In the case of grid-connected battery systems, they manage real-time power demands, while simultaneously balancing power supply with demand between the microgrid and the utility grid and in the combination of managing one-way and two-way directional power flows. In effect these points of power production and consumption (as in individual buildings) can operate entirely independent or as part of the utility grid
One popular system example is the Tesla Powerwall battery power management system, which can be easily accommodate same day activation for an individual home or commercial building complex rooftop solar system. In effect, it is a scaled-down version of what utilities rely on to manage centralized grid power production, power flow, and customer power connections (SCADA systems) — and at a fraction of the cost.
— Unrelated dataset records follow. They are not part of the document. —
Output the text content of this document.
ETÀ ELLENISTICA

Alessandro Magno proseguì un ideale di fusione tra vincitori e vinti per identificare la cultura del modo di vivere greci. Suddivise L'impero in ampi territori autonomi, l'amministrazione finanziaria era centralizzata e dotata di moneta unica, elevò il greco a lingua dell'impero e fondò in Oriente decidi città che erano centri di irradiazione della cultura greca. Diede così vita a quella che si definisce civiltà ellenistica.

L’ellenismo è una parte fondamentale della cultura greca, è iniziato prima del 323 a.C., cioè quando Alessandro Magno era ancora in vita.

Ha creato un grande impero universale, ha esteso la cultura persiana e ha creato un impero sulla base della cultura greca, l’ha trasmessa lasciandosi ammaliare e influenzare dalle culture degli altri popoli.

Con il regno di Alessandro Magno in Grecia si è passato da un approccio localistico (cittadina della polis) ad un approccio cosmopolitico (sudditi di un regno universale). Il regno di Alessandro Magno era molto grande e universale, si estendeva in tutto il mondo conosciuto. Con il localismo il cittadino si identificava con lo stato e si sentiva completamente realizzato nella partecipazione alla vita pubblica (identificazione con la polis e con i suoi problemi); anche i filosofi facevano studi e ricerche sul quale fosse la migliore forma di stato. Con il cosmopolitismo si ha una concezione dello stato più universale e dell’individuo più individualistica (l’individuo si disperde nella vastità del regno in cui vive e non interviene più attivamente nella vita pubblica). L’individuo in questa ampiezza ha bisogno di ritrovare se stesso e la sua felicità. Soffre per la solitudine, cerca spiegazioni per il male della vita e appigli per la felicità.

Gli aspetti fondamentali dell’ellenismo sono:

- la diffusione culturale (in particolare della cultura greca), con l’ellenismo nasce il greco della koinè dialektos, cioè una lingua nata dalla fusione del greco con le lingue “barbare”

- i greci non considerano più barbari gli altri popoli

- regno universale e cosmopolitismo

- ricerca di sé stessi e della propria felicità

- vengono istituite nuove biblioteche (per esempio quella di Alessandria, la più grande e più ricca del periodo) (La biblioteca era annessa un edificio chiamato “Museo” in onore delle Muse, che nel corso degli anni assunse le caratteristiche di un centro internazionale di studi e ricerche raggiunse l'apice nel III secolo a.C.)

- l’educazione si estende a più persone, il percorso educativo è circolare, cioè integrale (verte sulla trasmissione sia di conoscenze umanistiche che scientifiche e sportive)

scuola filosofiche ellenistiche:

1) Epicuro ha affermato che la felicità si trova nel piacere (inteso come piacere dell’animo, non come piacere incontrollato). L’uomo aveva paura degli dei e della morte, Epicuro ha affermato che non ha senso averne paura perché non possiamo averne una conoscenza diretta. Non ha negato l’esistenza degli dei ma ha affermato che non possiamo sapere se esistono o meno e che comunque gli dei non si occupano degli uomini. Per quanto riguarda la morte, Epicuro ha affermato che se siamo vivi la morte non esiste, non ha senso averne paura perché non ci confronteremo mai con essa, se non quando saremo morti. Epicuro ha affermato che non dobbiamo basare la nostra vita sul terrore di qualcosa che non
In short, microgrids operate as stand-alone systems, powering a home or commercial buildings, or scaled up to powering entire neighborhoods, college campuses, military bases, and even sectors of of a centralized grid system or connected as self-sufficient microgrid sectors comprising a larger grid system.
Microgrids are scalable, reliant, and proven clean energy transformation options whose time has come.
Microgrids are now transforming today’s inefficient and centralized power generation utilities, traditionally dependent on long hauling electricity (with power losses) through vulnerable grid infrastructures and over long distances, all of which are proving to be unreliable and costly to ratepayers, the environment, and Hawaii’s economy.
Hawaii, is more than ready to transform itself into a robust, distributed, and many times more efficient and cost-effective clean energy future.
Microgrids will enable this transformation faster, at lower cost, while delivering an intelligent, zero emissions (non-polluting and sustainable), and energy self-sufficient outcome; and one that is no longer dependent on burning trees, trash or fossil fuels for power.